"Mamaaaaaaan ! Où t'as mis mes affaires de Quidditch ?' Entendis-je Hugo hurler depuis sa chambre au premier étage.

J'avais toujours refusé de prendre part à ce mode de communication qui consistait à crier le plus fort possible à travers la maison dans le but de ne pas avoir à bouger de sa place. C'est pour quoi je ne répondis pas et continuais la préparation du repas.

"Mamaaaaan?"

Le pas lourd d'Hugo descendait maintenant l'escalier, je ne pus réprimer un petit sourire satisfait.

Il déboula dans la cuisine, sa batte de Quidditch à la main, l'air paniqué. La rentrée de Poudlard avait lieu le lendemain et à en croire son agitation, ses bagages étaient loin d'être prêts.

"Ah Maman! Tu n'as pas entendu que je t'appelais?

-Si si! Mais tu vois bien que je suis occupée!" Répondis-je en continuant à couper des carottes.

Un voile d'inquiétude passa sur le visage de mon fils. Je cuisinais à la manière des Moldus et à en juger par les réactions de mes proches dès que je tentais l'expérience, ce n'était pas toujours une réussite...

"Tu es sûre que tu ne veux pas donner deux ou trois coups de baguette et nous faire des sandwichs? La dernière fois, c'était...

-Ecoute Hugo, c'est une recette qui me vient de ta grand-mère qui, comme tu le sais, est une Moldue, et ça serait très irrespectueux de changer la tradition!" le coupais-je en commençant à m'agacer.

Voyant qu'il se trouvait sur un terrain glissant, l'adolescent changea de sujet:

"Je n'arrive plus à mettre la main sur mes affaires de Quidditch, je te les avais donner à laver à la fin de l'année scolaire et je n'y ai pas touché de l'été...

-Si je me souviens bien Hugo, nous avons eu une discussion justement à cette période où je te disais que à 16 ans, on doit être capable de faire certaines choses soi même. Tu sais des choses comme ranger sa chambre, se faire à manger, laver son linge..."

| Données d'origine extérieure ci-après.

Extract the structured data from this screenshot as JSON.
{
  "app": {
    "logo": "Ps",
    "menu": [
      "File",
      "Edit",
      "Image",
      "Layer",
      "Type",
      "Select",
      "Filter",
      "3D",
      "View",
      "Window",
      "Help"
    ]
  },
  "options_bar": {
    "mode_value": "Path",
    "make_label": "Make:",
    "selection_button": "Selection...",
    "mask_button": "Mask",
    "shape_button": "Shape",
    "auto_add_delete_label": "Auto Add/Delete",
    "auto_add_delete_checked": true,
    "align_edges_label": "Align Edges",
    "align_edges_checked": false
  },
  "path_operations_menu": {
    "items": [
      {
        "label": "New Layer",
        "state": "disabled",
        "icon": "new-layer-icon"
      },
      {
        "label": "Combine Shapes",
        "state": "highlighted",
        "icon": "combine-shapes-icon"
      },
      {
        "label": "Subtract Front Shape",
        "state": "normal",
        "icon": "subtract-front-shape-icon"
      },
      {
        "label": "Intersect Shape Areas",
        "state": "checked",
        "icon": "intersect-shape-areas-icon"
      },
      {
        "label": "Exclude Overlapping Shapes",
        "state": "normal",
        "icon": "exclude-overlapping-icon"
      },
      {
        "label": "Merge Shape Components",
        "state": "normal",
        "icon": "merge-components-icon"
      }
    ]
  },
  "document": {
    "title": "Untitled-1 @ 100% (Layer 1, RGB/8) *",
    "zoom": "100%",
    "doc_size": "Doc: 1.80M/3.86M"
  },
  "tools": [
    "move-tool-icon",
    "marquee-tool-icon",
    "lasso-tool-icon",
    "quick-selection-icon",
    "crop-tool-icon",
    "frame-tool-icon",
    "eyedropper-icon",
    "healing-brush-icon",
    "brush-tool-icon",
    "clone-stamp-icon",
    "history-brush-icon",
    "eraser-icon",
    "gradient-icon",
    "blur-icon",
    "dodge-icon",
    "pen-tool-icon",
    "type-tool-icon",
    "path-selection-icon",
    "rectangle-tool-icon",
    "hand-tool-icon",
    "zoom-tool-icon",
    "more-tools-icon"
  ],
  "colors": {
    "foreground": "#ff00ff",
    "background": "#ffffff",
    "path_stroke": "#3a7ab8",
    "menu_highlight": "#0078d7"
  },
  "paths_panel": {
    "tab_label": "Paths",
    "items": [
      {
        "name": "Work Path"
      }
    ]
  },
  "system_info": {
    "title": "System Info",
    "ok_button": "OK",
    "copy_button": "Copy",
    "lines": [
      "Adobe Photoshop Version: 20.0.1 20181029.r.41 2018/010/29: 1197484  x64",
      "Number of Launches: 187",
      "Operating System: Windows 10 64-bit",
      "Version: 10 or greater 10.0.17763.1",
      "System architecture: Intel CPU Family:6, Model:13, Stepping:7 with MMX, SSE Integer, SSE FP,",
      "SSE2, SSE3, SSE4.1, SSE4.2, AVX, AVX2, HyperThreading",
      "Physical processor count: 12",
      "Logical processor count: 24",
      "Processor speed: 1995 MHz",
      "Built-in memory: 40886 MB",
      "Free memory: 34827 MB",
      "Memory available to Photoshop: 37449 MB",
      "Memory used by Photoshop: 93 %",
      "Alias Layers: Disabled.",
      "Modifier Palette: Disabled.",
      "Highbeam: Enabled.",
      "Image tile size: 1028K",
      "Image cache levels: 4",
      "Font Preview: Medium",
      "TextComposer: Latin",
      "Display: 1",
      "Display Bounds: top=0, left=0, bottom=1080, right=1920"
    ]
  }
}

Les yeux du jeune homme s'agrandir de surprise.

"Tu veux dire que ça comptait aussi pour mes affaires toutes pleines de boue et d'autreq trucs?

-Ecoute, je ne sais pas combien de fois je devrais vous dire à toi et ton père que je n'ai pas mené un combat pour libérer les elfes de maison pour, finalement, en devenir un!

-Oui bah papa il fait jamais sa lessive lui!" rétorqua Hugo.

Je posais doucement le couteau sur le plan de travail, un infanticide ferait très mauvais genre sur mon CV, et me tournais pour lui faire face.

"Ton père a été élevé par une mère qui prenait son rôle de ménagère bien trop à coeur! J'adore ta grand-mère Molly mais il faut bien avouer que niveau égalité homme/femme et répartition des tâches, on a déjà vu mieux!"

Hugo lâcha un grand rire qui sonnait faux:

"Haha! Tu parles! Quand c'est lui, tu ne dis jamais rien! Bon... Est-ce que tu vas finir par me dire où sont mes affaires par la barbe de Merlin!"

Je pris une longue inspiration histoire de garder mon calme. Je savais depuis longtemps que le premier à s'emporter était souvent perdant.

"Elles doivent être à l'endroit exact où tu les as laissées au début de l'été mon chéri. Je te l'ai dit, tu es un grand garçon maintenant, ce n'est plus à qui que ce soit de laver tes slips sales."

Hugo poussa un grognement rageur et sortit en trombe de la cuisine. Grognement qui se transforma en hurlement de dégoût quand, je le supposais, il découvrit son sac de sport qui était resté dans un coin de la lingerie tout l'été.

Je gloussai victorieusement et me saisis mon couteau pour continuer à découper mes carottes.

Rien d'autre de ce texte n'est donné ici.